A GMSM method has been proposed with which optimized suites of ground motions can be sampled, suitable for a probabilistic seismic response assessment of building structures. The key aim of the method is to estimate with reasonable accuracy the central tendency and the dispersion of the EDPs. It can be used in cases wherein seismic intensity can be defined in terms of \(S_{a} \left( {T_{1} } \right)\). Its advantage over other GMSM methods is that it implicitly matches the multivariate distribution of the response spectrum in the region of the structure elongated period. It also adopts an unbiased estimator of the EDP central tendency, and has been found to match the EDP dispersion well.

Ground motion intensity is expressed using the vector-valued IM \(\left\langle S_{a} \left( {T_{1} } \right), S_{dN} \left( {T_{1} ,T_{1}^{{\prime }} } \right) \right\rangle\). Optimized suites of ground motions are formed by partitioning the distribution of \(S_{dN} \left( {T_{1} ,T_{1}^{{\prime }} } \right)\) into \(N_{s}\) strata, and then selecting \(N_{i}\) ground motions from each stratum. The proposed method replicates the mean and variance of \(IMT\), whereas the standard error is reduced, compared to random sampling. At the same time the mean and the variance of \(EDPT\) are also replicated. The advantage over random sampling is that when there is high enough correlation between \(IMT\) and \(EDPT\), stratified sampling results in a reduced standard error in the mean \(EDPT\). Consequently, an optimized response prediction is achieved.

The method was applied in the analysis of a first-mode dominated MDOF system, representing a ten-storey building frame designed to Eurocode 2 (2004a) and Eurocode 8 (2004b) for ductility class High. The central tendency of the response was found to have excellent conformity to the large-sample dataset, while some discrepancy in the dispersion estimation was observed. Expressing the 95% percentile response as 95% prediction interval it was found that the highest ‘Efficiency Index’ achieved was 0.43 for \(OSDI\), and 0.52 for \(MIDR\). The computational work needed to obtain the same accuracy as through random sampling was reduced to about 72% at the moderate nonlinearity levels, and to about 50% at the high nonlinearity levels. The elongated period, estimated using the power spectrum method, was found to be in reasonable agreement with the assumed elongated period at the higher nonlinearity levels.

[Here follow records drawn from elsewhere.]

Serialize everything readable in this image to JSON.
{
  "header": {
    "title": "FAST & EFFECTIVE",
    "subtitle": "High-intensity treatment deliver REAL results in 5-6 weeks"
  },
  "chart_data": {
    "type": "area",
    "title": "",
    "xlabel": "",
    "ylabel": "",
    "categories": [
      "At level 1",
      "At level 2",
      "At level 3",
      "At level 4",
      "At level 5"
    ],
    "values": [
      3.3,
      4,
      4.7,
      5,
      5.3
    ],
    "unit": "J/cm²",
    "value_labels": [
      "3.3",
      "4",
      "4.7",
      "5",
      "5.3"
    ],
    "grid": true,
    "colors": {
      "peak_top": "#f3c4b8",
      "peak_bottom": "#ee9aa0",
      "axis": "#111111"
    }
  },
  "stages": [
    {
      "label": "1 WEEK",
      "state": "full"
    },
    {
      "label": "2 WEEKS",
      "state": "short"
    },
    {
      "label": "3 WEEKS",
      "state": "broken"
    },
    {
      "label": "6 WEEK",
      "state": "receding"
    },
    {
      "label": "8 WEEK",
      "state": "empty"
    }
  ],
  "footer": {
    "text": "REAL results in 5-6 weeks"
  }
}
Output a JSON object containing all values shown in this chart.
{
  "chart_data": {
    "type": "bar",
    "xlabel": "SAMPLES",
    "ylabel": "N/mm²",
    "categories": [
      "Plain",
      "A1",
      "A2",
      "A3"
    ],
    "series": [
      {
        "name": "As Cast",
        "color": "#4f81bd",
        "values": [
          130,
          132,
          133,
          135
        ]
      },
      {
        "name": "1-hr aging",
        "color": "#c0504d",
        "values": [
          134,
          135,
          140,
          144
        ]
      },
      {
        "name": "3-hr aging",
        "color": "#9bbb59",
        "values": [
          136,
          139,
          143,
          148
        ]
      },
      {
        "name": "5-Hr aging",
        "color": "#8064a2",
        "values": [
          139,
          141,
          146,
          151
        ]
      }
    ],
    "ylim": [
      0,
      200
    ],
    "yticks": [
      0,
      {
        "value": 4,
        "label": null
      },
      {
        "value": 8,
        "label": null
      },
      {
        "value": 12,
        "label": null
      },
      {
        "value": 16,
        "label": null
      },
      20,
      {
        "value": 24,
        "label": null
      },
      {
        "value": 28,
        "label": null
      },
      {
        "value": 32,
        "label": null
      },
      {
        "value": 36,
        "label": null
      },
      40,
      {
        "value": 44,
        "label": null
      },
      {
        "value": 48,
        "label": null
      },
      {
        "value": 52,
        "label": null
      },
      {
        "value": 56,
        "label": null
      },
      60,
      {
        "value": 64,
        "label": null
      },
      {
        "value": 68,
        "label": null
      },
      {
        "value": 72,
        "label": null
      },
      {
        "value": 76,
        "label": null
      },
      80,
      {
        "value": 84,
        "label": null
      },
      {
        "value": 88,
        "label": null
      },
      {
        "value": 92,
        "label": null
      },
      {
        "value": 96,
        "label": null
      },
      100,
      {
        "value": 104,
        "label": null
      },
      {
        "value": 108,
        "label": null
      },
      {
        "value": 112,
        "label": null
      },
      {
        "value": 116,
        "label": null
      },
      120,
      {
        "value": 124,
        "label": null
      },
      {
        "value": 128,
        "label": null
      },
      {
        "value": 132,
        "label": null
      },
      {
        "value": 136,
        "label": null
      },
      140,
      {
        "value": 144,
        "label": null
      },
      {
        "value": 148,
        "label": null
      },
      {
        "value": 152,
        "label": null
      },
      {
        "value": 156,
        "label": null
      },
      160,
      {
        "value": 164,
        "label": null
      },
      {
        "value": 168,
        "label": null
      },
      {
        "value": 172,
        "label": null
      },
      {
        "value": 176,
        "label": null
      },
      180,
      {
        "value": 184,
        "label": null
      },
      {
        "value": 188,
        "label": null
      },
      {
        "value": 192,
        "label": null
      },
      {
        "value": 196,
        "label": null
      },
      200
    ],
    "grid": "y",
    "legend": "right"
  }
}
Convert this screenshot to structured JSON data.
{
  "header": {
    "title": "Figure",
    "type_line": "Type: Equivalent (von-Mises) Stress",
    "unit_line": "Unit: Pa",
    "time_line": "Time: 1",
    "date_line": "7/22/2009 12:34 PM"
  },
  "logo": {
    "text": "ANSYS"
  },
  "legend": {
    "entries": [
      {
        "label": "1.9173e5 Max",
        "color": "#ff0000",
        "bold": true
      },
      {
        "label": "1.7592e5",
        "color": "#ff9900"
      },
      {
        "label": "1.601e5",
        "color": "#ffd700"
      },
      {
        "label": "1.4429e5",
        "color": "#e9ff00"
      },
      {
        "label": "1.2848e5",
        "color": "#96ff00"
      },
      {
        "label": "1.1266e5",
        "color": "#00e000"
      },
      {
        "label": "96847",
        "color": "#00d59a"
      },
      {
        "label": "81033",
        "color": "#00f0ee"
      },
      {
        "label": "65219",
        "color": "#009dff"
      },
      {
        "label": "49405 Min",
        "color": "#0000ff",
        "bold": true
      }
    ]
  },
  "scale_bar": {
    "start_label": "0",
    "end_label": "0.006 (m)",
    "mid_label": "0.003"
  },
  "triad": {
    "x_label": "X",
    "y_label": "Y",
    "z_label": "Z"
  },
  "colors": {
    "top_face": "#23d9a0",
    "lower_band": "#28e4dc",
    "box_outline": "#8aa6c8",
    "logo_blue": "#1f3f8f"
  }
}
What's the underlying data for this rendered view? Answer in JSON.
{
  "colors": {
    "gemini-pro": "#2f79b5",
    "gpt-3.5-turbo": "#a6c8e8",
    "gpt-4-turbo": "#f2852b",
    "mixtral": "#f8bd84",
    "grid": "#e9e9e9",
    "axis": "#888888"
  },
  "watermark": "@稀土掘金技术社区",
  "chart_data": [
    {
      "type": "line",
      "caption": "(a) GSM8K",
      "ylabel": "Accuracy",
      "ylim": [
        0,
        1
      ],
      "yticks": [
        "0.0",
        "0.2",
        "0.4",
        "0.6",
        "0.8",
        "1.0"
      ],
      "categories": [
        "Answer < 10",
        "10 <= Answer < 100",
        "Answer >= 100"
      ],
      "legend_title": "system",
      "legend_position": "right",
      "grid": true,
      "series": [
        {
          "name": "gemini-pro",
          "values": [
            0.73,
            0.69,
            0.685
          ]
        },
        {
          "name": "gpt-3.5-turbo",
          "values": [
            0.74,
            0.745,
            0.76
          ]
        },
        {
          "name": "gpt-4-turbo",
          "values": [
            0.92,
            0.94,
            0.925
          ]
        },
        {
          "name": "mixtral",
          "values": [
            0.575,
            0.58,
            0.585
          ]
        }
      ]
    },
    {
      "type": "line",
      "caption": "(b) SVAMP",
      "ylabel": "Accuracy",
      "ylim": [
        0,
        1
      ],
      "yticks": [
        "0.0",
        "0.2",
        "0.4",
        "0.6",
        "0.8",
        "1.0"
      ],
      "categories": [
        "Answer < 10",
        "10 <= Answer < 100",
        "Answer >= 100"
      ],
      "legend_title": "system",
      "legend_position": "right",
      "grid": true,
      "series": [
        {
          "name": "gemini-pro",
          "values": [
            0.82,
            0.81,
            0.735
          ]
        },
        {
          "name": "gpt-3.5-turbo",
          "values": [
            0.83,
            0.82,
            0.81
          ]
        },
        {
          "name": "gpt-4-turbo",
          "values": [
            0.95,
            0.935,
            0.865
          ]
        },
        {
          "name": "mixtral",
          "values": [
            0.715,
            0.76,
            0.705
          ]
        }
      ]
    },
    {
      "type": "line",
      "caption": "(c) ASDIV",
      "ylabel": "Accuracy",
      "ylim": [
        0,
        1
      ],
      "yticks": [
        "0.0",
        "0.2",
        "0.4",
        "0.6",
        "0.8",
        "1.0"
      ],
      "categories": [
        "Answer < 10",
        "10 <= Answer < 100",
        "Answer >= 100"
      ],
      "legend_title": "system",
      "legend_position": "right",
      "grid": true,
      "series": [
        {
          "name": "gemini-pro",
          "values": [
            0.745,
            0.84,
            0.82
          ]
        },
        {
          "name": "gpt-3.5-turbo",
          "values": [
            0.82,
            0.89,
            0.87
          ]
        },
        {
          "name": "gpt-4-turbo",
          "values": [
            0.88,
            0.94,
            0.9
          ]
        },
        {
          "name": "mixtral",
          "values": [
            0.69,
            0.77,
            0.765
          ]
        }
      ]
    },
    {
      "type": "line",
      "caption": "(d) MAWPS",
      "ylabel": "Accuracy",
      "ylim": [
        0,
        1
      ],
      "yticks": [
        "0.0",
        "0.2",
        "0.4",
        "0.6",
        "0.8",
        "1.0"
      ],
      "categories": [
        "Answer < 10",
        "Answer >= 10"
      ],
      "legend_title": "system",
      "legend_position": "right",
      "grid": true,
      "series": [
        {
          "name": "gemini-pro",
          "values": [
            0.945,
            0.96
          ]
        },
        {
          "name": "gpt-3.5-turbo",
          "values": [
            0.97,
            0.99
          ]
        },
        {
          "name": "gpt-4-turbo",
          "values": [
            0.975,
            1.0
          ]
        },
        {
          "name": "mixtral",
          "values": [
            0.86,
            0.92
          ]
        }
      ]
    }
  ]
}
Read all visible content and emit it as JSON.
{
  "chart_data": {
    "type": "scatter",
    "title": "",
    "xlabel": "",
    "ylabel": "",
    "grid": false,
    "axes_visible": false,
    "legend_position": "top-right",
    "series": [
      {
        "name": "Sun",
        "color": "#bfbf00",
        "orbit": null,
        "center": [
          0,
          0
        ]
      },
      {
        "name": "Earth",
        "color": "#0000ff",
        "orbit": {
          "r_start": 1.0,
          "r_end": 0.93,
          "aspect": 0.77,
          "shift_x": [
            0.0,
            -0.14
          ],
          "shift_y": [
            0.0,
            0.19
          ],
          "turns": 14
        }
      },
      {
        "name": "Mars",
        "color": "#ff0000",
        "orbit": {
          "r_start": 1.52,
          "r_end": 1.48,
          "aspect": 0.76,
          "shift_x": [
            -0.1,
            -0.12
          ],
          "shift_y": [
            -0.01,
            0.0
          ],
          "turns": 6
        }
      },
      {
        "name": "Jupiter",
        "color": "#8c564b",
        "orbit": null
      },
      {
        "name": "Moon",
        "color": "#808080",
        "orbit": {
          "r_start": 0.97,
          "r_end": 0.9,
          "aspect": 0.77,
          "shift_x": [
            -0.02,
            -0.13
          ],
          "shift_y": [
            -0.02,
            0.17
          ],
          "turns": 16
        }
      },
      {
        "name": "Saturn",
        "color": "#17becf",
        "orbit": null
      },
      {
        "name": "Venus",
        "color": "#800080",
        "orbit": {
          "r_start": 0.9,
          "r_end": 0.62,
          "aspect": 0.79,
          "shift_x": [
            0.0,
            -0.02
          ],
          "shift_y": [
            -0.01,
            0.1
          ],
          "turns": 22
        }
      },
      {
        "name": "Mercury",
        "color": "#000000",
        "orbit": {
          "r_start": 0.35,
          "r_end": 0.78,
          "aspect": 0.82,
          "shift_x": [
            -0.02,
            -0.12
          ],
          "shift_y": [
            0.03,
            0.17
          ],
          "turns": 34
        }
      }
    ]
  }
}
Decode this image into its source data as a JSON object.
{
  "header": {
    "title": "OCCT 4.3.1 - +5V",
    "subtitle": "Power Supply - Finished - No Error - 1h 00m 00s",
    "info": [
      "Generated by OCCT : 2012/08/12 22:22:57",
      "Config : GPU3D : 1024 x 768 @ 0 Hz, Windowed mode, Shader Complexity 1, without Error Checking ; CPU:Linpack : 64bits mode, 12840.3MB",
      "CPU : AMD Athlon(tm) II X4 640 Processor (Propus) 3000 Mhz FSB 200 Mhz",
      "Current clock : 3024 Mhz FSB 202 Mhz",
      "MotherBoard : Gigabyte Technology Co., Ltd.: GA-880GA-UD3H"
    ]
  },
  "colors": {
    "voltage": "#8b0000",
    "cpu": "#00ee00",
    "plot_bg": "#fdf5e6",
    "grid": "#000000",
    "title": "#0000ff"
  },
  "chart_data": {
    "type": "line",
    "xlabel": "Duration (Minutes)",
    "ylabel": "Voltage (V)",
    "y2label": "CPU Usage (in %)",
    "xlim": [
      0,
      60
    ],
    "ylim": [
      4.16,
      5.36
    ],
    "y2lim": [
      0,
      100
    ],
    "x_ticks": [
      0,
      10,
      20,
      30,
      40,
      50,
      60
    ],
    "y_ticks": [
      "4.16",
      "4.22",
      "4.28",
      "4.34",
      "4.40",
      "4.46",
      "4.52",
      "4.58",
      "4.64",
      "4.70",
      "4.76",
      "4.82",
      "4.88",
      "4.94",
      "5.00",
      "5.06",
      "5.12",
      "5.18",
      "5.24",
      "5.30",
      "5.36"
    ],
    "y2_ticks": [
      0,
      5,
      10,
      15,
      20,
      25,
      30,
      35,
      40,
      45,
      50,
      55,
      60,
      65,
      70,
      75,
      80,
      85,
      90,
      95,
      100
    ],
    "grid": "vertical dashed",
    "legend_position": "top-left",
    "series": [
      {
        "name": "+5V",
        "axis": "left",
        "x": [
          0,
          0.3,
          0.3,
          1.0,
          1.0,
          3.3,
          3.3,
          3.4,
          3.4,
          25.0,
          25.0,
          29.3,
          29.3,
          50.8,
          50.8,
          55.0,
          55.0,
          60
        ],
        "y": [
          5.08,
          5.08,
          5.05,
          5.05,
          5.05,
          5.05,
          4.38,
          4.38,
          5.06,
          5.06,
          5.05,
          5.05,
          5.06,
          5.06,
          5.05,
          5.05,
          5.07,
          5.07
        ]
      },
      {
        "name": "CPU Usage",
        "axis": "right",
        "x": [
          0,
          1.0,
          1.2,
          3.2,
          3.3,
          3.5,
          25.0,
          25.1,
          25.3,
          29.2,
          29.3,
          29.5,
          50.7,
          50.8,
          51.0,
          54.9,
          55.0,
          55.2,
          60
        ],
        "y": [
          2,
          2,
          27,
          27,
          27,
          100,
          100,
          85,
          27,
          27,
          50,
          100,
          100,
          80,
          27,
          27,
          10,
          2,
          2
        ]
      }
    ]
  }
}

In conclusion, the proposed GMSM method is most efficient in predicting response at moderate to high nonlinearity levels, due to the significant reduction in the standard error of the \(EDPT\), which is a result of the sufficiently high correlations observed between the proposed \(IMT\) and the \(EDPT\). It is therefore suitable for first-mode dominated structures when the probabilistic assessment focuses on limit states associated with moderate to severe damage and collapse.